From the above figure it can be observed that the angle of elevation is $\text{ }\!\!\beta\!\!\text{ }$ . Let us say a body is projected at an initial velocity of ‘u’ and at an angle $\text{ }\!\!\theta\!\!\text{ }$ with respect to the horizontal. The body is accelerating downwards with ‘g’ due to gravity. Then the maximum height (h) attained by a body in projectile motion is given by,
$h=\dfrac{{{u}^{2}}{{\sin }^{2}}\text{ }\!\!\theta\!\!\text{ }}{2g}$
Similarly the range (R)of the projectile i.e. the horizontal distance covered during the time of flight is given by,
$R=\dfrac{2{{u}^{2}}\sin \theta cos\theta }{g}$
The maximum height attained by the projectile is exactly at half the range covered.

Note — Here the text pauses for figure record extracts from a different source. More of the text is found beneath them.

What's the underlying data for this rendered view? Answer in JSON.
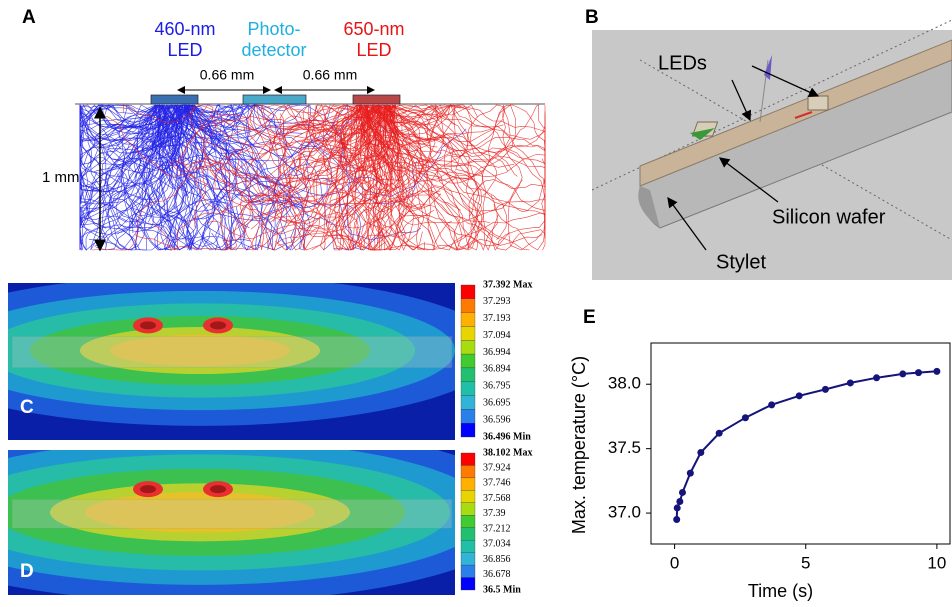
{
  "panel_a": {
    "label": "A",
    "blue_led": [
      "460-nm",
      "LED"
    ],
    "photodetector": [
      "Photo-",
      "detector"
    ],
    "red_led": [
      "650-nm",
      "LED"
    ],
    "spacing_left": "0.66 mm",
    "spacing_right": "0.66 mm",
    "depth": "1 mm"
  },
  "panel_b": {
    "label": "B",
    "leds": "LEDs",
    "wafer": "Silicon wafer",
    "stylet": "Stylet"
  },
  "panel_c": {
    "label": "C",
    "colorbar": {
      "labels": [
        "37.392 Max",
        "37.293",
        "37.193",
        "37.094",
        "36.994",
        "36.894",
        "36.795",
        "36.695",
        "36.596",
        "36.496 Min"
      ],
      "colors": [
        "#ff0000",
        "#ff7a00",
        "#ffb000",
        "#e8d400",
        "#a8dc10",
        "#40cc30",
        "#20c070",
        "#20c0a8",
        "#30b4d8",
        "#2a80e8",
        "#0000ff"
      ]
    }
  },
  "panel_d": {
    "label": "D",
    "colorbar": {
      "labels": [
        "38.102 Max",
        "37.924",
        "37.746",
        "37.568",
        "37.39",
        "37.212",
        "37.034",
        "36.856",
        "36.678",
        "36.5 Min"
      ],
      "colors": [
        "#ff0000",
        "#ff7a00",
        "#ffb000",
        "#e8d400",
        "#a8dc10",
        "#40cc30",
        "#20c070",
        "#20c0a8",
        "#30b4d8",
        "#2a80e8",
        "#0000ff"
      ]
    }
  },
  "panel_e": {
    "label": "E"
  },
  "chart_data": {
    "type": "line",
    "color": "#14147a",
    "markers": true,
    "x": [
      0.08,
      0.1,
      0.2,
      0.3,
      0.6,
      1.0,
      1.7,
      2.7,
      3.7,
      4.75,
      5.75,
      6.7,
      7.7,
      8.7,
      9.3,
      10
    ],
    "values": [
      36.95,
      37.04,
      37.09,
      37.16,
      37.31,
      37.47,
      37.62,
      37.74,
      37.84,
      37.91,
      37.96,
      38.01,
      38.05,
      38.08,
      38.09,
      38.1
    ],
    "xlabel": "Time (s)",
    "ylabel": "Max. temperature (°C)",
    "xlim": [
      -0.9,
      10.5
    ],
    "ylim": [
      36.76,
      38.32
    ],
    "xticks": [
      0,
      5,
      10
    ],
    "yticks": [
      {
        "value": 37,
        "label": "37.0"
      },
      37.5,
      {
        "value": 38,
        "label": "38.0"
      }
    ]
  }
}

Hence the point on the x-axis at which the height attained is maximum is,
$\dfrac{R}{2}=\dfrac{{{u}^{2}}\sin \theta cos\theta }{g}$
From the figure we can define tangent of beta as,
$\begin{align}
  & \tan \text{ }\!\!\beta\!\!\text{ }=\dfrac{h}{R/2} \\
 & \tan \text{ }\!\!\beta\!\!\text{ }=\dfrac{\dfrac{{{u}^{2}}{{\sin }^{2}}\text{ }\!\!\theta\!\!\text{ }}{2g}}{\dfrac{{{u}^{2}}\sin \theta cos\theta }{g}}=\dfrac{\dfrac{\sin \text{ }\!\!\theta\!\!\text{ }}{2}}{\cos \text{ }\!\!\theta\!\!\text{ }}=\dfrac{\tan \text{ }\!\!\theta\!\!\text{ }}{2} \\
 & \Rightarrow \tan \text{ }\!\!\beta\!\!\text{ }=\dfrac{\tan {{60}^{\circ }}}{2},\because \tan {{60}^{\circ }}=\sqrt{3} \\
 & \Rightarrow \tan \text{ }\!\!\beta\!\!\text{ }=\dfrac{\sqrt{3}}{2} \\
 & \Rightarrow \text{ }\!\!\beta\!\!\text{ }={{\tan }^{-1}}\dfrac{\sqrt{3}}{2} \\
\end{align}$

Therefore the correct answer of the above question is option a.

Note:
In the above question we have ignored the existence of air where the projection of the body happens. Hence the above mathematical quantities hold valid. In reality, the actual range and the maximum height will always be minimum.